McCain’s VP Pick Rearranges the Dynamics of the Race
By Patricia Murphy
citizenjanepolitics.com
Never one to stick to the script, John McCain put a big Arizona boot through the door that has been closed to Republican women until today. He has given the spot on the national Republican ticket to Alaska governor Sarah Palin.
I’ve followed Gov. Palin since her run for governor in 2006, when she busted up the oldest of the old-boy networks, namely the Alaska Republican Party. Palin, 44, ran against and unseated Republican Gov. Frank Murkowski in his own primary, clobbering him on a platform of fighting against corrupt Alaska politicians (including Murkowski, who named his own daughter to fill his Senate seat when he became governor.)
She then beat the former Democratic governor, Tony Knowles, in the general election to win the office.

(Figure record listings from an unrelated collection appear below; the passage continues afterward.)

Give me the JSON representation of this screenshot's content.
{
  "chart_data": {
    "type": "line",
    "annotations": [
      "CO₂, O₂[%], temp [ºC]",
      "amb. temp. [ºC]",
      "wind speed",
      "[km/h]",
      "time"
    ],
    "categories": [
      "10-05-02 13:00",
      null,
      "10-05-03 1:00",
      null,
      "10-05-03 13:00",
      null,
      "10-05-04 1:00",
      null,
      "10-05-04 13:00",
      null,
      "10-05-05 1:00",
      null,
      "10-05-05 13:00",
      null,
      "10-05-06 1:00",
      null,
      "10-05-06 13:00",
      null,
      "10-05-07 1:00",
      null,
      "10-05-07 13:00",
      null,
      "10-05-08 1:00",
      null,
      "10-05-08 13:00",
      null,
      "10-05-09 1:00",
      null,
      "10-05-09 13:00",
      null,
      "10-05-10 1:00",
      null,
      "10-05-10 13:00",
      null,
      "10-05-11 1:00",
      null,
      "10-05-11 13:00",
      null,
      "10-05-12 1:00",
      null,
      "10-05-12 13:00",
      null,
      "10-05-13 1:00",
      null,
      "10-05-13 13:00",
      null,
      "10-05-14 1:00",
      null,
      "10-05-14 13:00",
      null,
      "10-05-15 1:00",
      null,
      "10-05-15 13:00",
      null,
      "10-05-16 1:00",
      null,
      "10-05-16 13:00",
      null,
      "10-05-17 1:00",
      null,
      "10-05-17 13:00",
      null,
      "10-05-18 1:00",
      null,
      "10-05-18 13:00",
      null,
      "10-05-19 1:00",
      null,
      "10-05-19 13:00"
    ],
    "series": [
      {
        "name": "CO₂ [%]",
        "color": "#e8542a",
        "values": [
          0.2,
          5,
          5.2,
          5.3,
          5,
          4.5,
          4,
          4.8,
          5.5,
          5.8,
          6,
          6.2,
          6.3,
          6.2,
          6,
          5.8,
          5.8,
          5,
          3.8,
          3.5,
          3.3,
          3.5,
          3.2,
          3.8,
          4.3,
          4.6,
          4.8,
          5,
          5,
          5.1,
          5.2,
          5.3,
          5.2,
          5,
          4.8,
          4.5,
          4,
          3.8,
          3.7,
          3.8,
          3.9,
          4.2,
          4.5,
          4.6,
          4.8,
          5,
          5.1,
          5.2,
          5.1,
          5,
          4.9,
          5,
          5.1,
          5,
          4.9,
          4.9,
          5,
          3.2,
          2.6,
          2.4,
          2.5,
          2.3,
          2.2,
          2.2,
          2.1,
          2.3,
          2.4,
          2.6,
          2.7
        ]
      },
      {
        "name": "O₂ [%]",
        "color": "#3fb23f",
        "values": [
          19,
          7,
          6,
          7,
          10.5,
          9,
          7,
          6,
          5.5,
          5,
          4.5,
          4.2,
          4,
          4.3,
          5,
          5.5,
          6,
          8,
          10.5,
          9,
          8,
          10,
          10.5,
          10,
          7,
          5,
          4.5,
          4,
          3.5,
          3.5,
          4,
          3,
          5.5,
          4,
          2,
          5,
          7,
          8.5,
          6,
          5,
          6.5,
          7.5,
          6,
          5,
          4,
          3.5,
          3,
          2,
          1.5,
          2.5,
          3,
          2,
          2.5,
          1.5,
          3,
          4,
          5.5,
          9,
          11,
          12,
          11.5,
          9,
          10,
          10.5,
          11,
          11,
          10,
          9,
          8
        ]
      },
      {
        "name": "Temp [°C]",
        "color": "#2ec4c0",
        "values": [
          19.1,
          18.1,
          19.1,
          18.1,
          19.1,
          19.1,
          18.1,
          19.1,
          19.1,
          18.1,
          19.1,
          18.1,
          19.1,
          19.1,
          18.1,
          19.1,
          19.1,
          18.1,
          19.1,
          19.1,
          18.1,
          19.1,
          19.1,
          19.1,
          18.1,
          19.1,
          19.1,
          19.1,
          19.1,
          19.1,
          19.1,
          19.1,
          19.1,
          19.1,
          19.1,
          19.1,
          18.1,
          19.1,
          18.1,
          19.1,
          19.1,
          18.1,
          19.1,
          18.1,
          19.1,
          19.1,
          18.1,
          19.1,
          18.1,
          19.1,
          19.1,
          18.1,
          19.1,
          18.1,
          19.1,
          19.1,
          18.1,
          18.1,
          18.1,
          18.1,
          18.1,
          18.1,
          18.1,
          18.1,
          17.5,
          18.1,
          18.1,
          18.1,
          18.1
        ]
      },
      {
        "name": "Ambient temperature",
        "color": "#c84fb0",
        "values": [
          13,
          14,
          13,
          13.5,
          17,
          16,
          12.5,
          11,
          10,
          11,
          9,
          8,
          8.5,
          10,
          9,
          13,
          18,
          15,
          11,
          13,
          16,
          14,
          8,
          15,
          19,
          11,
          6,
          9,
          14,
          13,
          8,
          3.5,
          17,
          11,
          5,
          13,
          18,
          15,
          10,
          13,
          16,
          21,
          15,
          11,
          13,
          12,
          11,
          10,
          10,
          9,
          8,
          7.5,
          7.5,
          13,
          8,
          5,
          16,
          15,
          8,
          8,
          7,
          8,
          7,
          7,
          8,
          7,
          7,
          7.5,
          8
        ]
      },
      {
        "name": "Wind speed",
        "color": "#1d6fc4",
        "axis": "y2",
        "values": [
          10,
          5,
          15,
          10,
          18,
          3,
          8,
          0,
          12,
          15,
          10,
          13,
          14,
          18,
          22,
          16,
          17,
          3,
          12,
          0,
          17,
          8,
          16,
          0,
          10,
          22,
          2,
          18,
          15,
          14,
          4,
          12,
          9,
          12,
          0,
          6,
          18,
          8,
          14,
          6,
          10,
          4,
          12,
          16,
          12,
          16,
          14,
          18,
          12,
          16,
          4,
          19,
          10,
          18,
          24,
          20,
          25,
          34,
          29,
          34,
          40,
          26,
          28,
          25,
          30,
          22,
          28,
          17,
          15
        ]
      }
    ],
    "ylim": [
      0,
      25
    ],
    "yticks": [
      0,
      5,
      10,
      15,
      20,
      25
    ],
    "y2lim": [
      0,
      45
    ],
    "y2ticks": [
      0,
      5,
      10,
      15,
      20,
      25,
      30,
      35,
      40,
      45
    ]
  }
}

While the Palin choice is surprising on many levels, including the important fact that she has no real foreign policy experience and governed a town of 7,500 before becoming governor less than two years ago, her fight against corruption mirrors McCain’s own. He has repeatedly gone after the Alaska delegation, including Frank Murkowsi, in his anti-pork crusade, and loves nothing more than ruffling some feathers among his GOP colleagues. Mission accomplished today, John McCain.
A key consideration with the Palin pick is whether she will bring over any of those 18 million Clinton Democrats who wanted to see their woman in the White House and were bitterly disappointed to see that chance slip away. Palin won’t move some of them. Many of the feminists who boosted Clinton were as fervently pro-choice as they were pro-Hillary, and the governor’s and John McCain’s opposition to abortion rights makes her a non-starter for that group.
But for the independent and swing-voting women who felt the pull of history with Clinton’s bid, they will feel at least a little of the same for Sarah Palin. They will also respond to an accomplished, intelligent woman telling her story on the 2008 national stage not as a potential first lady, but as a potential second-in-command.
The McCain camp knows that nearly half of Hillary Clinton’s supporters had not committed to Barack Obama as recently as last week, just as they surely know that George Bush lost the women’s vote in 2004 by just 3 percent.
Women will evaluate Palin on her policies, her experience and the character she reveals over the course of the campaign, just as they would judge any candidate. But in a year when women will again make up the majority of the electorate, and in a year when women at the Democratic convention carried signs that read, “We Shall not be Overcome,” McCain’s choice of Palin rearranges the dynamics of the race in a way that could prove crucial.
Since the day that women won the right to vote 88 years ago, they have only once had the chance to vote for a presidential ticket that included one of their own. Sarah Palin gives women that chance a second time, and many of them will take it.